On a conceptual level I can recognize the discomfort others may feel regarding this issue, but I can't understand it personally. It doesn't make sense to me that someone could have such a profound need to reshape their body one way or another. I imagine this is chiefly because of the irrelevance I attribute to my own body as regards who I am, but still, it is beyond my proper comprehension.

It certainly doesn't seem like it has much rational basis - indeed these issues are often framed in terms of "feeling" or "just knowing" intuitively. But like other seemingly irrational behaviors - religious devotion, absolutist political thinking, the consumption of lutefisk, et cetera - as long as there is no demonstrable harm being done, what do I care what people choose to do or believe?

Of course, there's a bit of a gray area in determining if "demonstrable harm" is actually being done. I'm not a fan of "cosmetic" surgery, and the more drastic it is, the more concerned I become. It seems to be to betray the medical ethos of primum non nocere - it sacrifices biological health to accomodate purely psychological problems, rather than treating those issues; it abandons rationality in favor of satisfying emotion.

But obviously opinions differ on the subject. One might even turn my own position against me - if I view the body as irrelevant to a person's identity, shouldn't that make any changes to the body likewise irrelevant?

And yet I can't help but compare the desire to undergo massive surgery to appear more in line with one gender stereotype or the other to things like Body Integrity Identity Disorder, wherin an individual feels that they would be happier living as an amputee, and often actively seek to remove one or more limbs. What is the logical difference between these two psychological desires? Most people would consider a desire to cut your own leg off to be unhealthy, and indicative of other deeper mental problems. So why, then, is wanting to reshape your physical sex not equally concerning?

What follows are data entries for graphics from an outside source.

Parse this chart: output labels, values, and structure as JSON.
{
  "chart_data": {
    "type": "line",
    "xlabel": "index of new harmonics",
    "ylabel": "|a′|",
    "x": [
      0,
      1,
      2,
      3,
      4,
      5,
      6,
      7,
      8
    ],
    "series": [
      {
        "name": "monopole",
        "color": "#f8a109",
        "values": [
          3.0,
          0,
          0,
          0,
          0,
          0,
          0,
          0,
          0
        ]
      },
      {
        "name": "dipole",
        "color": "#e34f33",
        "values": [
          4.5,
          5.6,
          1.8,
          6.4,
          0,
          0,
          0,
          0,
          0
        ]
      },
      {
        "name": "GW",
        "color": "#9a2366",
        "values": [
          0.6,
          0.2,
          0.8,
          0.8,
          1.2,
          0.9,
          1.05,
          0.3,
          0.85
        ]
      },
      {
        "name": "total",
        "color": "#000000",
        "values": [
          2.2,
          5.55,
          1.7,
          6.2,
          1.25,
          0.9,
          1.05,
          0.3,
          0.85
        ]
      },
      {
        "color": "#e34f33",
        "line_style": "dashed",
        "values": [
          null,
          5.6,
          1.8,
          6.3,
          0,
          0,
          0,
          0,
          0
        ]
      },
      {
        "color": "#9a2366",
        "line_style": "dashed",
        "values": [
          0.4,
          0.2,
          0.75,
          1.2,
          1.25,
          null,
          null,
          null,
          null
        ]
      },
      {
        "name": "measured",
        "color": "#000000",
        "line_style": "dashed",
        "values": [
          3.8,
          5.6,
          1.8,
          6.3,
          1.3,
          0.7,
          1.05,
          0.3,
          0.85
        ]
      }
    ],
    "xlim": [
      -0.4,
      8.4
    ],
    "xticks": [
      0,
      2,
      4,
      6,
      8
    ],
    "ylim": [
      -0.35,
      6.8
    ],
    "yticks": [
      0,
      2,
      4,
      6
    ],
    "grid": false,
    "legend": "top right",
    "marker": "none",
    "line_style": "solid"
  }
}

I've attempted to discuss this exact point with others previously, but apparently the comparison is seen as outrageous and offensive to some - which saddens, me because I have no desire to outrage or offend anyone regarding such topics, I just want to understand things rationally.

Overall, it's just yet another thing that, to me, seems irrational and possibly harmful to the people who embrace it, but that I can't really do or say anything genuinely productive about, so I try to simply not to be concerned by it. I don't always succeed, but I do at least try - and what concern I do feel, I also try to keep to myself.

Anonymous said...

My disturbance came when I read the FDA is going to allow the sexual enhancement drug directed at women.
These sex issues serve to undermine and minimize the real pertinent issues facing the working public. They are issue scapegoats.
Is Congress requiring insurers to cover all classifications described by the US weather bureau? No, they cover vague 'flood' conditions but the policy then fails to cover flood damage as there was a sub clause defining a separate element.
It seems to me as I age, that 20 years is the time frame that any actions by our private enterprises are allowed to run for profit regardless of the harm incurred. Only after the 20 year of profit taking does any action to limit the already substantial harm occur. It is intentional.
Even after the supposed corrections are proposed and discussed in Congress, and even passed in a weak form (often claimed to be the best one can expect), what happens is that the focus is removed and the legislation is sidetracked. Remember the hue and cry that produced to make the tax increases passed for education be applicable in a high percentage to the students and not for teachers?
Guess What? In Minnesota the legislation was derailed in the legislative bodies and has not been heard of again. We older folks understand this. Sadly.
One might even suspect that without a 20 year replacement of us that capitalism would soon fall by the roadside.